1. ## continuity in C

Let $f(z)= \begin{cases} z \cos \left( \frac{1}{z} \right) \ \ \ x \neq 0 \\
0 \ \ \ \ \ \ \ \ \ \ \ \ \ x=0
\end{cases}$
where $z \in \mathbb{C}$.

I don't think $f(z)$ is continuous. However, I am having some trouble constructing two sequences that tend to 0 but have different limits when put into $f(z)$.

I think the sequences are going to be like $a_n=\frac{1}{2n \pi+ \frac{\pi}{2}}$ but they aren't working!

2. If $\lim_{z\rightarrow 0} z^k \cos ( \frac{1}{z} )$ exists then $\cos (\frac{1}{z} )$ has a pole of order $\leq k$. But take $a_k= \frac{1}{\pi /2+ \pi k}$ and $b_k= \frac{1}{2\pi k}$ then $\cos (\frac{1}{a_k} )=0$ and $\cos (\frac{1}{b_k} )=1$ which means $\lim_{z\rightarrow 0} \cos (\frac{1}{z} )$ does not exist ie. the function has an essential singularity at $z=0$.

3. Thanks but I managed to prove it another way!

I'm afraid my course hasn't covered what a "pole of order $\leq k$" is and what an essential singularity is.

I'll read up on those, thankyou!

EDIT: Those sequences are real but z is complex.
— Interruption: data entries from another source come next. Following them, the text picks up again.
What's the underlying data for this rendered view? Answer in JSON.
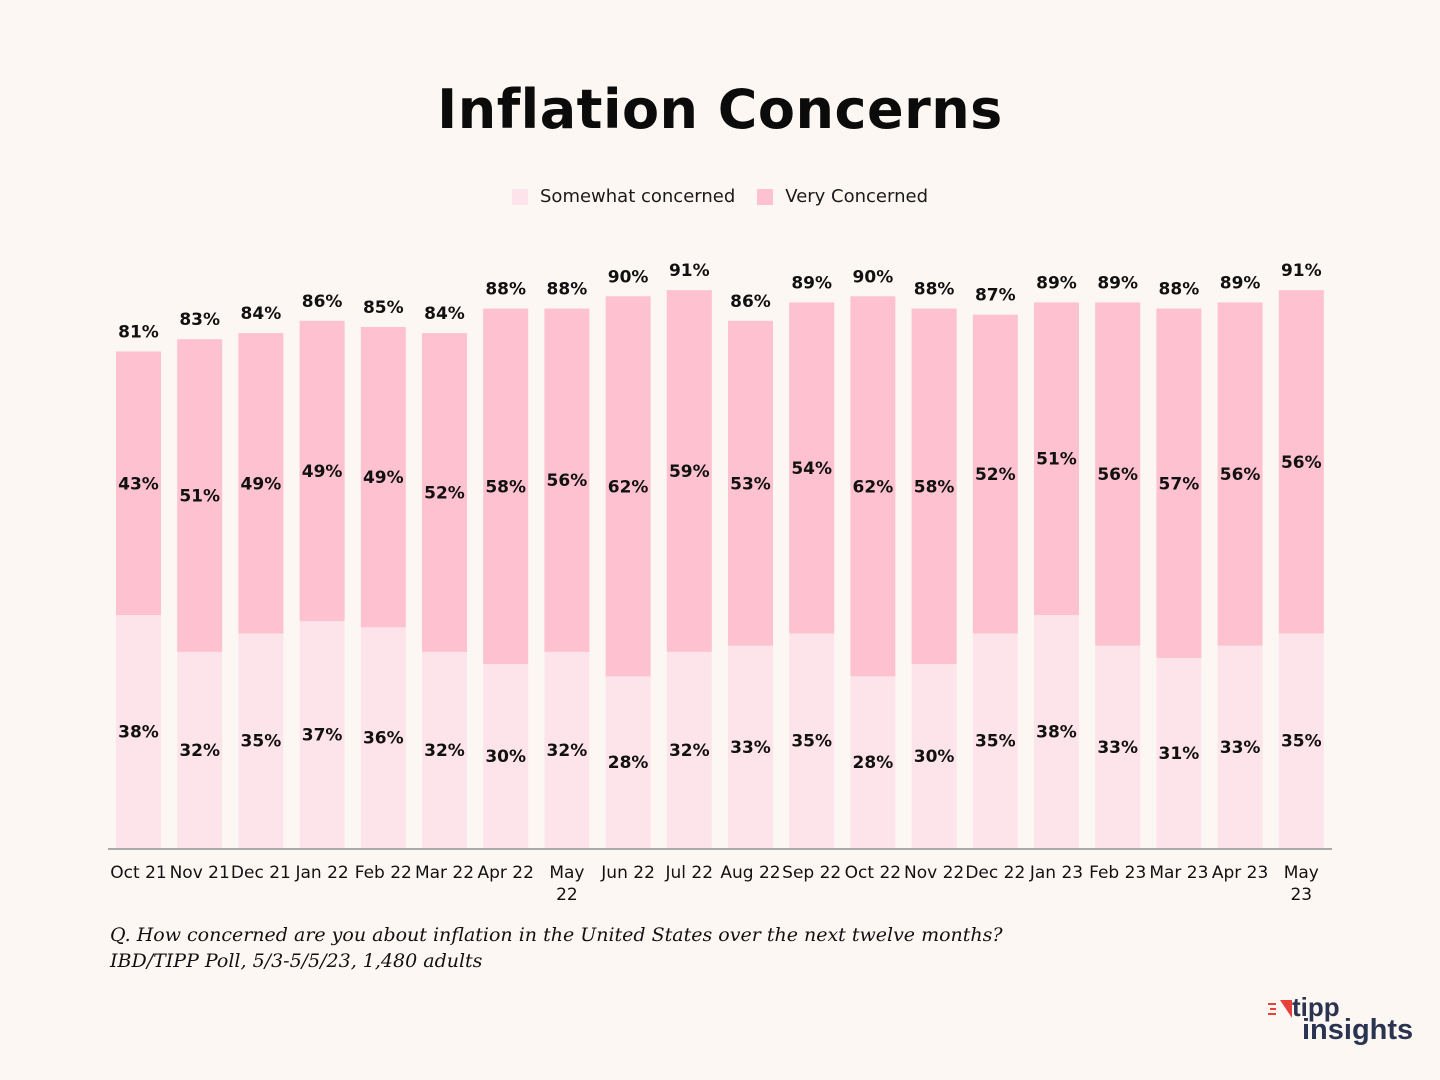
{
  "chart_data": {
    "type": "bar",
    "stacked": true,
    "title": "Inflation Concerns",
    "categories": [
      "Oct 21",
      "Nov 21",
      "Dec 21",
      "Jan 22",
      "Feb 22",
      "Mar 22",
      "Apr 22",
      "May 22",
      "Jun 22",
      "Jul 22",
      "Aug 22",
      "Sep 22",
      "Oct 22",
      "Nov 22",
      "Dec 22",
      "Jan 23",
      "Feb 23",
      "Mar 23",
      "Apr 23",
      "May 23"
    ],
    "series": [
      {
        "name": "Somewhat concerned",
        "color": "#fde4ea",
        "values": [
          38,
          32,
          35,
          37,
          36,
          32,
          30,
          32,
          28,
          32,
          33,
          35,
          28,
          30,
          35,
          38,
          33,
          31,
          33,
          35
        ]
      },
      {
        "name": "Very Concerned",
        "color": "#fdc1d0",
        "values": [
          43,
          51,
          49,
          49,
          49,
          52,
          58,
          56,
          62,
          59,
          53,
          54,
          62,
          58,
          52,
          51,
          56,
          57,
          56,
          56
        ]
      }
    ],
    "totals": [
      81,
      83,
      84,
      86,
      85,
      84,
      88,
      88,
      90,
      91,
      86,
      89,
      90,
      88,
      87,
      89,
      89,
      88,
      89,
      91
    ],
    "ylim": [
      0,
      100
    ],
    "xlabel": "",
    "ylabel": "",
    "grid": false,
    "legend_position": "top-center"
  },
  "footnote": {
    "line1": "Q. How concerned are you about inflation in the United States over the next twelve months?",
    "line2": "IBD/TIPP Poll, 5/3-5/5/23, 1,480 adults"
  },
  "logo": {
    "line1": "tipp",
    "line2": "insights",
    "accent_color": "#e8413a",
    "text_color": "#2a3350"
  },
  "colors": {
    "background": "#fdf7f3",
    "axis": "#aaaaaa"
  }
}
I can prove that $\cos \left( \frac{1}{z} \right)$ is not continous quite easily, it's just that when there's a z in front it makes things a bit trickier (this is kind of what I mean):

$f(b_k)=b_k \cos \left( \frac{1}{b_k} \right)=0$

Similarly:

$f(a_k)=a_k \cos \left( \frac{1}{a_k} \right)=0$

Hence they have the same limit so in $\mathbb{R}, \ f(z)$ is continuous. To me this implies that you would need two sequences, one approaching 0 from the imaginary axis and one approaching 0 from the real axis that have the same limit (ie. 0) but f(sequence 1) $\neq$ f(sequence 2) (when limits are applied). This is how I did it but it's about a page long. What you've done is shorter!